Tuesday, June 03, 2008

Marriage Changes Everything (Or At Least Some Things)

Jason and I have been married almost nine years. As we were both teenagers when we met, we have spent all of our adult lives as a couple. A couple of whats? Well, mostly a couple of goofballs.

After our first date (March 2. 1994), I called my father and told him that I had just been out with the man I was going to marry. It was a gutsy declaration for a 19-year-old, and my father, not unreasonably, scoffed at it. A year and a half later, I joyously became a Christian. Four years after that, Jason and I were married in a church where, to quote my dad, "they talked about Jesus, and all that."

It's been a great journey, and I know it will continue thus. A co-worker of mine once asked if I had prayed for Jason before we met. I answered that, as I was not then a Christian, praying for my future husband never entered my mind. But, God is gracious enough to give gifts that we would not think of requesting, and my husband has been one of His greatest acts of grace in my life.

But, I didn't start this post to get all mushy. I mostly wanted to establish that Jason and I have been influencing each other for about a billion and a half years (that's reckoned in Hollywood Marriage Time -- HMT) and make some observations about that sphere of influence. Ta-da!

It's kind of funny how the less-than-exceptional qualities of your spouse are the easiest to pick up. Basic Newtonian physics tells us that it is easier to bring something down a level, than it is to raise it up. For instance, I have had a very hooliganish effect on Jason's sleeping patterns. He is now just as much of a late night degenerate as I ever was -- maybe worse. I know he'd say that I have negatively affected his spending habits, too. I'd like to think that I have just helped him to embrace Matthew 6:24-27. He is now a lot more laissez-faire about money than he used to be -- although, compared to me, he is a budget hawk. (Thank God! We'd be out on the streets if I handled the finances.) In the "positives" column, he has certainly picked up something of my more relaxed nature and even-temperedness -- again, though, compared to me, he is yet a smouldering pillar of passion.
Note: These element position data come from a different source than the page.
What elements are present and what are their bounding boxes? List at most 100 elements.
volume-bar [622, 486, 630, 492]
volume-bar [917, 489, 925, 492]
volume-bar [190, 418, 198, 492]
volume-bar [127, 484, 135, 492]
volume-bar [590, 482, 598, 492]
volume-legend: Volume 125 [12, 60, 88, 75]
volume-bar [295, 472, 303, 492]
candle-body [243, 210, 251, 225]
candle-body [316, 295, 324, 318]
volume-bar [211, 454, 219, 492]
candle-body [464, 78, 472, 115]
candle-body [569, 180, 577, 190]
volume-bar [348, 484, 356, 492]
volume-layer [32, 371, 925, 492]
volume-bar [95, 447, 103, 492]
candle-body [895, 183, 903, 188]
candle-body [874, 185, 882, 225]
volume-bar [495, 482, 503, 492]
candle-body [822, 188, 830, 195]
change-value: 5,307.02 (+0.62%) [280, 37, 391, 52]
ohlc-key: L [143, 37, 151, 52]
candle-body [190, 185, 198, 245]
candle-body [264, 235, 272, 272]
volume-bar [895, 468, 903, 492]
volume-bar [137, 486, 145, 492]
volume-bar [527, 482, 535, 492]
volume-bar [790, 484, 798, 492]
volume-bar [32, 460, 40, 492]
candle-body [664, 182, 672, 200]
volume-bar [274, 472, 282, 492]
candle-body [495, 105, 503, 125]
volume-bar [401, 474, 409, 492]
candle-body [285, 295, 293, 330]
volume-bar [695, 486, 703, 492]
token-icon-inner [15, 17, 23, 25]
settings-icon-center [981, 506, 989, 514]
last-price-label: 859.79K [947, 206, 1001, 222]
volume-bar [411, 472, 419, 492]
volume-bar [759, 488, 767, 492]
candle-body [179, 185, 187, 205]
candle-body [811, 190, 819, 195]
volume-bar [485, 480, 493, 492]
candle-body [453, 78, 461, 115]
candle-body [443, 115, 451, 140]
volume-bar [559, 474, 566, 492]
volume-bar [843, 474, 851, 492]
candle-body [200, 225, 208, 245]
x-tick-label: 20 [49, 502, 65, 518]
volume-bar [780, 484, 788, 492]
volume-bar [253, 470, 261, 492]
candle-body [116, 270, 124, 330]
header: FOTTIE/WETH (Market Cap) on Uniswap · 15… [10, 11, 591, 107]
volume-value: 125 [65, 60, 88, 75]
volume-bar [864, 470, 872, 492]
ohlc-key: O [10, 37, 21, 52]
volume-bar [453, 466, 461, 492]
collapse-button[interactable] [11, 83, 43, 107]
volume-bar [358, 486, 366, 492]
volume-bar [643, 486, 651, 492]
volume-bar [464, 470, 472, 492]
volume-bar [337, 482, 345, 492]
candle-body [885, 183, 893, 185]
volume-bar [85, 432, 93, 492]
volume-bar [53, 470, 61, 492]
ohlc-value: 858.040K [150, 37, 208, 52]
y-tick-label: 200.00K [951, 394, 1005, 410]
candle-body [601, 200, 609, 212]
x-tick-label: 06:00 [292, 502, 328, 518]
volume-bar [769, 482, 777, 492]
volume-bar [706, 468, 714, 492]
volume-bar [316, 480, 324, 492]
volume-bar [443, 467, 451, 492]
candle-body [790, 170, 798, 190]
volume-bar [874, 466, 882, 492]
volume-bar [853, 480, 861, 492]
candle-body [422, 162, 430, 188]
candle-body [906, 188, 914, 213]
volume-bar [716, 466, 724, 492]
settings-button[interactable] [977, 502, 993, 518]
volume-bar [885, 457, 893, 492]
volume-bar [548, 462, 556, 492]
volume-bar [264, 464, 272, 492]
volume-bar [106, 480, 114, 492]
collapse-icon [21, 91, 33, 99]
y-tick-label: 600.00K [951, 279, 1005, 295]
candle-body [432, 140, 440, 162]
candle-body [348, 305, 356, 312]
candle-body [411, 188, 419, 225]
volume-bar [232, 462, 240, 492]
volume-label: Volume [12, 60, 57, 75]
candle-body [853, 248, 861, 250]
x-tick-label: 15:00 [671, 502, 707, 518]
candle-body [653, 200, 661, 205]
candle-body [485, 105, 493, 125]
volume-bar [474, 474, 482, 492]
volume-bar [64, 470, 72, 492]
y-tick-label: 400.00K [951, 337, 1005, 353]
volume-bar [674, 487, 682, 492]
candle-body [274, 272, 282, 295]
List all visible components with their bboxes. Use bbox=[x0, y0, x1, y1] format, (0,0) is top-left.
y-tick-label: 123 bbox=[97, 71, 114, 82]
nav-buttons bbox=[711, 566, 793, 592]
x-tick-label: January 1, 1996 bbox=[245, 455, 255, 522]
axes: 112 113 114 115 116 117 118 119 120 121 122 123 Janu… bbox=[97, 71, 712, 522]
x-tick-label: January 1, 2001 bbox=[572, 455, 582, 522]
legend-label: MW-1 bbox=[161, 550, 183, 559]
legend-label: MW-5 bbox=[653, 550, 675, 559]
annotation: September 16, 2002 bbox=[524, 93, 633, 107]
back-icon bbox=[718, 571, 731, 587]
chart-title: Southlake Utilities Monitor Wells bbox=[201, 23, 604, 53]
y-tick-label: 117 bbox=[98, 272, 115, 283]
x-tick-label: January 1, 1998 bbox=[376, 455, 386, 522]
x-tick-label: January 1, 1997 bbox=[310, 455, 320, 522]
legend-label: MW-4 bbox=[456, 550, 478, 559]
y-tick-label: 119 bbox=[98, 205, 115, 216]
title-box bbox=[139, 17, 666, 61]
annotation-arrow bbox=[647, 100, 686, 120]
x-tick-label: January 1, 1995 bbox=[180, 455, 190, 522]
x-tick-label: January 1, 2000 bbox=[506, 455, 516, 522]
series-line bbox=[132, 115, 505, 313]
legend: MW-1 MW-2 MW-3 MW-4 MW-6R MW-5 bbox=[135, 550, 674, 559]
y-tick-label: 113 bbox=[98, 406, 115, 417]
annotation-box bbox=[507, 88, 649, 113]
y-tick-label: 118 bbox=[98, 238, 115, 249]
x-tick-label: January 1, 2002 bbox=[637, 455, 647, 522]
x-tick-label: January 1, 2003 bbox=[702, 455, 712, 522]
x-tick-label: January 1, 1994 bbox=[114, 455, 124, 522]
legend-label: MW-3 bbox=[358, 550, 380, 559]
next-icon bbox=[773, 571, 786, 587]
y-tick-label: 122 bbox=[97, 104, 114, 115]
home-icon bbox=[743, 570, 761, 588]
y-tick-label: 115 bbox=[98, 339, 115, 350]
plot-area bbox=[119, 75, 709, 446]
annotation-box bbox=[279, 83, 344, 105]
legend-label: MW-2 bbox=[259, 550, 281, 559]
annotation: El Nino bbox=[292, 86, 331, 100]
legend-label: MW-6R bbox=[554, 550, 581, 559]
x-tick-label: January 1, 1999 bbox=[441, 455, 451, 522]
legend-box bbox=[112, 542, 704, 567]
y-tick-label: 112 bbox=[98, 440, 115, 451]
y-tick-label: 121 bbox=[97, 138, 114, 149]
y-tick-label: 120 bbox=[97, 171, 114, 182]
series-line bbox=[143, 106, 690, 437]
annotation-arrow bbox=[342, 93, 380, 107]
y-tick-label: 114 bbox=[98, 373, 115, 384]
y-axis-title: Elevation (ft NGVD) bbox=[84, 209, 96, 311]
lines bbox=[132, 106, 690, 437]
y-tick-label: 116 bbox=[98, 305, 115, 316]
Under Jason's tutelage, I have become a bonafide baseball fan. He has yet to convince me completely about football (unless the Steelers are playing), and NASCAR is a hopeless case, because it repulses every sensibility I possess. He has entirely reversed my opinion about the necessity of household pets. I now see them more as messy inconveniences than faithful friends. My poor, old cat will not be replaced when he crosses the rainbow bridge. And I find the strange, childless Dog People of Seattle even less comprehensible than I did before. My brief, but energetic, bursts of money-managing are attributable entirely to him. Maybe one day one of them will last long enough to wipe the frown off of his face when he pays our monthly bills. And he has severed my alliance to Laura Scudder's Peanut Butter -- I am a happy Skippy girl, now.

Most edifying, though, are the ways we have grown together -- mostly in our walks of faith. My heart breaks for men and women who have to make those walks without holding the hands of their spouses. Jason was an apathetic Catholic and I pretty much a heathen when we met, but it did not take long after my conversion for Jason to start attending church with me. There was no great leap of belief for him, since he had never not believed on Jesus, but it has been a joy to see his faith strengthened and renewed as mine has blossomed and grown.

Most importantly, we have been each other's best friend since day one. We have leaned on each other, bolstered each other, comforted each other, encouraged each other, and neglected the world, rather than each other. We have had more nights filled with screams of laughter echoing at 3 AM than really is lawful in this year of Our Lord. I know that one of the ways that men and women are to become one in marriage is through children. But surely the other is in the day-to-day adventure of cohabitation. The quibbles and giggles, the compromises and acceptance, the routines and the unexpected jolts, the darkness and light, the good and bad -- it all strips away the non-essentials and makes you whole. That is, you are entirely yourself once you are half of the other person designed for you.

It's a weird, cool, scary, awesome trip.